Lunar phases for August: First Quarter on the 6th at 9:02 pm; Full Moon on the 15th at 1:13 am; Last Quarter on the 22nd at 2:52 pm; New Moon at 6:19 am on the 29th.

This month sees the return of a bright planet to the evening sky, as Venus emerges from behind the Sun. It will set 45 minutes after the Sun to the WNW at the beginning of the month, stretching its appearance to nearly an hour by month’s end. It will drift towards the south as August advances, setting nearly due west by the 31st. Jupiter and Saturn will be high and bright to the ESE just before dawn, with Saturn about 5 to 10 degrees above and to the right of Jupiter. As Earth catches up to Mars in its orbit, the Red Planet will become visible in the early morning low on the ENE horizon, getting easier to see later in the month. The Perseid meteor shower makes its annual return this month, but viewing will be a bit tougher this year. The best view will be around the 12th, in the roughly one hour from moonset to morning twilight. As always, you’ll need to get away from city lights for a good view.

Looking overhead at about 10:00 pm at mid-month, we see the brilliant star Vega almost directly at zenith. In the same constellation (Lyra) we can also pick out the second brightest star (beta Lyrae) fairly easily. Binoculars will reveal this one to be a binary, and a modest telescope will allow you to see that it’s really two binaries, known as the "double double." Absent the bright moon, a clear night may also allow you to pick out the Ring Nebula in the same field of view. A bit to the east finds Deneb at the tail of the Swan in Cygnus. The head is marked by the beautiful double star Albireo, whose two stars are strikingly different in color. You’ll need a small telescope to get a good view. Coming into view over the northeast horizon is the faint constellation Andromeda, best known as the direction towards the Andromeda Galaxy. This system of some 100 billion stars is some 2 million light years distant, and probably looks to us much as our Milky Way Galaxy would look to observers there. It is the most distant object visible to the unaided eye, though it is only one of over 100 billion galaxies in the observable universe.
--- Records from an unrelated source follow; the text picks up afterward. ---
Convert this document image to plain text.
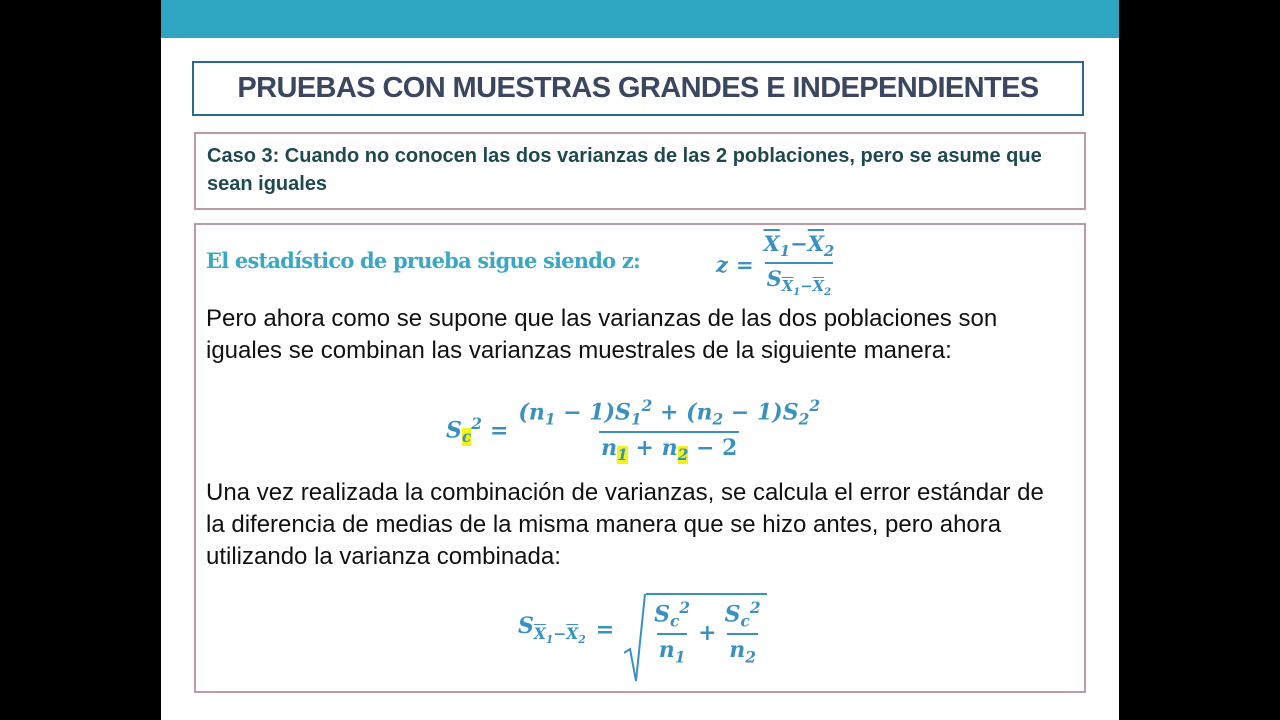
PRUEBAS CON MUESTRAS GRANDES E INDEPENDIENTES
Caso 3: Cuando no conocen las dos varianzas de las 2 poblaciones, pero se asume que sean iguales
El estadístico de prueba sigue siendo z:	$z = \frac{\overline{X}_1-\overline{X}_2}{S_{\overline{X}_1-\overline{X}_2}}$
Pero ahora como se supone que las varianzas de las dos poblaciones son iguales se combinan las varianzas muestrales de la siguiente manera:
$S_c^2 = \frac{(n_1 - 1)S_1^2 + (n_2 - 1)S_2^2}{n_1 + n_2 - 2}$
Una vez realizada la combinación de varianzas, se calcula el error estándar de la diferencia de medias de la misma manera que se hizo antes, pero ahora utilizando la varianza combinada:
$S_{\overline{X}_1-\overline{X}_2} = \frac{S_c^2}{n_1} + \frac{S_c^2}{n_2}$
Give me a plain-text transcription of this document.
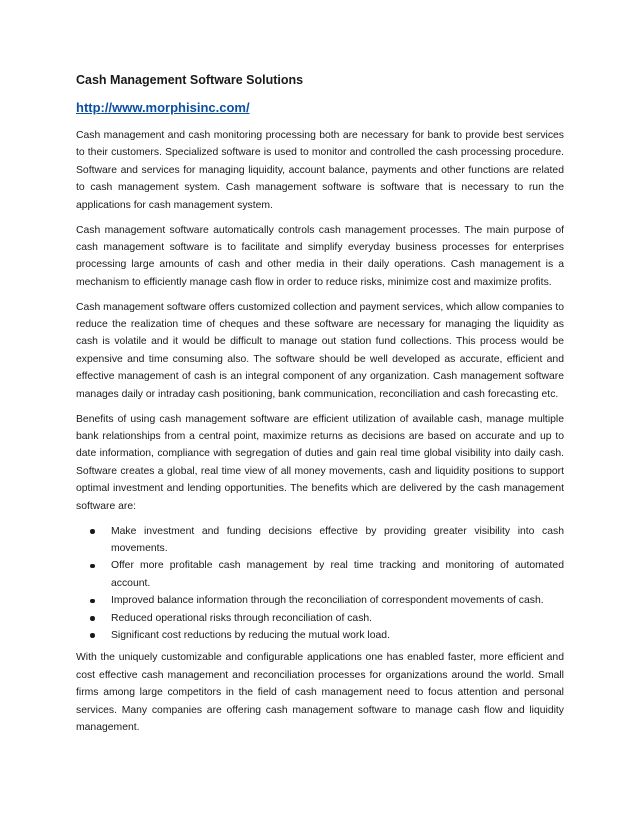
Cash Management Software Solutions
http://www.morphisinc.com/

Cash management and cash monitoring processing both are necessary for bank to provide best services to their customers. Specialized software is used to monitor and controlled the cash processing procedure. Software and services for managing liquidity, account balance, payments and other functions are related to cash management system. Cash management software is software that is necessary to run the applications for cash management system.

Cash management software automatically controls cash management processes. The main purpose of cash management software is to facilitate and simplify everyday business processes for enterprises processing large amounts of cash and other media in their daily operations. Cash management is a mechanism to efficiently manage cash flow in order to reduce risks, minimize cost and maximize profits.

Cash management software offers customized collection and payment services, which allow companies to reduce the realization time of cheques and these software are necessary for managing the liquidity as cash is volatile and it would be difficult to manage out station fund collections. This process would be expensive and time consuming also. The software should be well developed as accurate, efficient and effective management of cash is an integral component of any organization. Cash management software manages daily or intraday cash positioning, bank communication, reconciliation and cash forecasting etc.

Benefits of using cash management software are efficient utilization of available cash, manage multiple bank relationships from a central point, maximize returns as decisions are based on accurate and up to date information, compliance with segregation of duties and gain real time global visibility into daily cash. Software creates a global, real time view of all money movements, cash and liquidity positions to support optimal investment and lending opportunities. The benefits which are delivered by the cash management software are:

Make investment and funding decisions effective by providing greater visibility into cash movements.
Offer more profitable cash management by real time tracking and monitoring of automated account.
Improved balance information through the reconciliation of correspondent movements of cash.
Reduced operational risks through reconciliation of cash.
Significant cost reductions by reducing the mutual work load.

With the uniquely customizable and configurable applications one has enabled faster, more efficient and cost effective cash management and reconciliation processes for organizations around the world. Small firms among large competitors in the field of cash management need to focus attention and personal services. Many companies are offering cash management software to manage cash flow and liquidity management.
From Lyra to the west, your binoculars will sweep through Hercules – look here for the great Globular Cluster, a mere 100,000 old stars orbiting our own Galaxy only a few tens of thousands of light years distant. That bright star to the west is Arcturus in the constellation Bootes. Low to the southwest is Antares, the bright red heart of the constellation Scorpio. The broad disk of the Milky Way cuts the sky almost in half, sweeping from southwest past Antares up through Cygnus and on to the northeast.